Sandwiched between Brunet and the final act, Wreckless Eric, was Toby Hartleroad of Columbus, Mississippi band, Hartle Road. Going along with Brunet’s theme, Hartleroad played a solo set, although his other band members were there as support. He noted beforehand that his set would work in one sequence, without pauses between songs. Only two or three simple, soft, drum machine beats kept the whole thing grounded in reality as Hartleroad played sweeping blends of droning electronic sounds. Flicking switches and turning knobs, he distorted and shifted the massively reverbed and sustained booms of noise, his voice only just audible over the music. It was like a New Age, electro-heavy version of Tibetan chanting, only much louder. His set ended as quickly as it started, and everyone came down from their music-induced body highs to settle in for the final act.

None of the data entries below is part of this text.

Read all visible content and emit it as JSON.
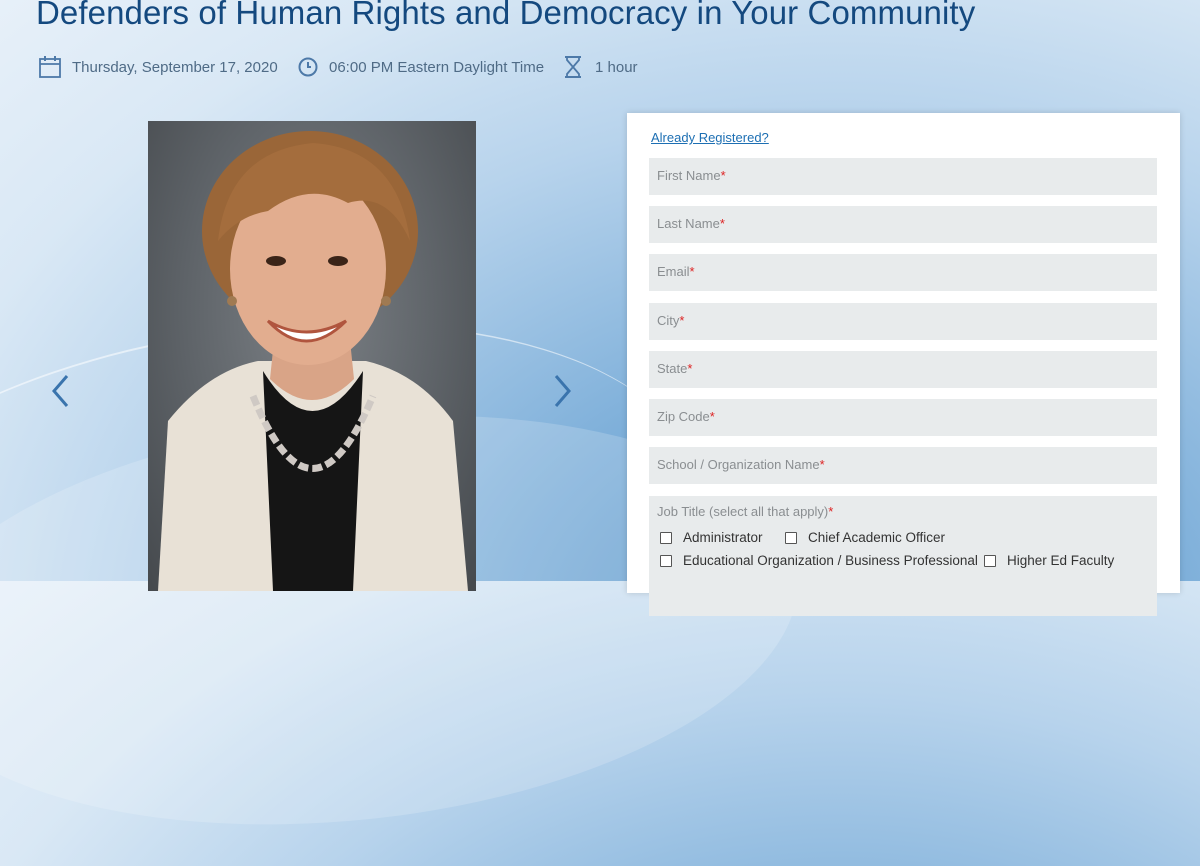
{
  "event": {
    "title": "Defenders of Human Rights and Democracy in Your Community",
    "date": "Thursday, September 17, 2020",
    "time": "06:00 PM Eastern Daylight Time",
    "duration": "1 hour"
  },
  "icons": {
    "date": "calendar-icon",
    "time": "clock-icon",
    "duration": "hourglass-icon",
    "prev": "chevron-left-icon",
    "next": "chevron-right-icon"
  },
  "colors": {
    "title": "#14497f",
    "link": "#1d6fb3",
    "required": "#dd2222"
  },
  "form": {
    "already_registered": "Already Registered?",
    "required_mark": "*",
    "fields": {
      "first_name": "First Name",
      "last_name": "Last Name",
      "email": "Email",
      "city": "City",
      "state": "State",
      "zip": "Zip Code",
      "organization": "School / Organization Name"
    },
    "job_title": {
      "label": "Job Title (select all that apply)",
      "options": {
        "administrator": "Administrator",
        "chief_academic_officer": "Chief Academic Officer",
        "educational_org": "Educational Organization / Business Professional",
        "higher_ed": "Higher Ed Faculty"
      }
    }
  }
}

That final act was Eric “Wreckless Eric” Goulden, a soft-spoken, grey-haired British man with a sharp wit and a vulgar mouth. Best known for his hit, “Whole Wide World,” which was featured in the Will Ferrell movie, Stranger Than Fiction, Goulden has been touring and releasing music since the ‘70s. On his way down from his home in New York State to a few shows in Texas and through the South, he agreed to stop by Lagniappe for their final show.

“[Langiappe] is a great place,” he said after the show. “I don’t mind what the place is like. I don’t mind whether there’s a stage and a beautiful PA system and the best lighting and all that. I only care about if people are facing in the same direction, that it will work, and [that] they’re doing it for good reasons. But they are, and I like that.”

“I’m a huge fan [of Goulden],” added Brunet. “I think the first time I heard of Wreckless Eric might have been in elementary school…It was sort of a no-brainer [to have him for the show]. It all fell into place very easily.”

Goulden accompanied his set of oldies punk rock with biting anecdotes and cynical humor, detailing misadventures with bad audiences and “off-slinkers” – people that leave the show in the middle of the set – but said that the Lagniappe audience was a good crowd and that he was ultimately “thrilled” to have come for the record shop’s final Baton Rouge show.